Several large districts of Nouakchott have been without drinking water for almost a month, since the beginning of August 2023. This situation, which has rapidly turned into a crisis, stems from the inability, for several weeks now, of the network set up as part of the Nouakchott drinking water supply project from the Senegal River (Aftout Essahili), to treat the raw water. As a result, people are thirsty. “The worst affected neighbourhoods are those on the outskirts of the city, where the poorest residents are facing a critical water shortage during this period of intense heat”, says the Alliance for Justice and Democracy and the Renewal Movement (AJD/MR).
In addition to dehydration, which can lead to memory loss, fatigue and digestive problems, prolonged shortages of drinking water in Nouakchott will also have an impact on sanitation, accelerating the spread of water-borne diseases such as cholera, malaria, lead poisoning and diarrhoea.
The government’s response
According to Bah Vall Mahfoudh, Deputy Director of the National Water Company (SNDE), the difficulty in treating water from the Senegal River is due to the fact that it has become muddy. The Aftout Essahili project, financed to the tune of 41 million dollars by the African Development Fund (ADF), is based on exploiting this watercourse to meet the drinking water needs of the inhabitants of Mauritania’s capital until 2030.

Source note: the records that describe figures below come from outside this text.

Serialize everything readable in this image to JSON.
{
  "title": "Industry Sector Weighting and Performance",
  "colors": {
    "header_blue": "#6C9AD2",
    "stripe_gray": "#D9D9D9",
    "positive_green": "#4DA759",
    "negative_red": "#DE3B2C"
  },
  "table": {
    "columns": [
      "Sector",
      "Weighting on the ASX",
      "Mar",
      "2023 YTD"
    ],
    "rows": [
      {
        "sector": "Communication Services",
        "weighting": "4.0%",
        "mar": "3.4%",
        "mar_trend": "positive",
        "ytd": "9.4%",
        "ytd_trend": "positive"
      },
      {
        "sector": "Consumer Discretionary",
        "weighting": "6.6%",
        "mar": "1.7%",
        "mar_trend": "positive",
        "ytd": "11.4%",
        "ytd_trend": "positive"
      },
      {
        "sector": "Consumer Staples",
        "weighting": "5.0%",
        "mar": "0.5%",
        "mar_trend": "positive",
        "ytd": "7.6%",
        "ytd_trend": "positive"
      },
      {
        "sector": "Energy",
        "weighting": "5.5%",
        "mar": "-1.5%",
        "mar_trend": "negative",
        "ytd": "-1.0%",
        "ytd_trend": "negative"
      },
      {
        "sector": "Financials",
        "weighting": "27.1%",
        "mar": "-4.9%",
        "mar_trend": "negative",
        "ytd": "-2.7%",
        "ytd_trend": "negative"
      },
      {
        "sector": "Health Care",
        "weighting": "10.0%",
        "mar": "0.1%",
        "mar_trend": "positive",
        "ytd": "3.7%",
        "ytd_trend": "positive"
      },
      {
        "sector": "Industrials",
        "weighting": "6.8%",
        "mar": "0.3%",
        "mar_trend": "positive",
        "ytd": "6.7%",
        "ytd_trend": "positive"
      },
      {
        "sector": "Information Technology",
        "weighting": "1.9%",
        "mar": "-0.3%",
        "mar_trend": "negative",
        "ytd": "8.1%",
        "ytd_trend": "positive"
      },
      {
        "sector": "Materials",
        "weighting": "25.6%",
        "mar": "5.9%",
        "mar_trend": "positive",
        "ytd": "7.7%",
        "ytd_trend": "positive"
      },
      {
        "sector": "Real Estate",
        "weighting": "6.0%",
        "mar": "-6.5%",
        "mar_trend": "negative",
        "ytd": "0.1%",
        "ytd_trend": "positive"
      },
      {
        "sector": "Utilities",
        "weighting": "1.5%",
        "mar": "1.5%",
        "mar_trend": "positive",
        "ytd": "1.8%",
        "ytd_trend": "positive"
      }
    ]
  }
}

Alongside the local population, civil society is denouncing one crisis too many, and calling on the Mauritanian government to take urgent and appropriate measures to alleviate the shortages, including ambitious policies to guarantee permanent access to drinking water for the entire population. The government of the West African country replied that “solutions are being considered”. These include increasing water treatment capacity in Nouakchott and diversifying water supply sources, such as desalination of sea water.
Pending implementation of the new measures promised by the Mauritanian government, SNDE has put in place temporary solutions to Nouakchott’s new water crisis. “We started by alternating distribution by district, which meant that some districts had water for a few days. A fleet of tankers was also mobilised to help out the outlying districts”, the SNDE points out.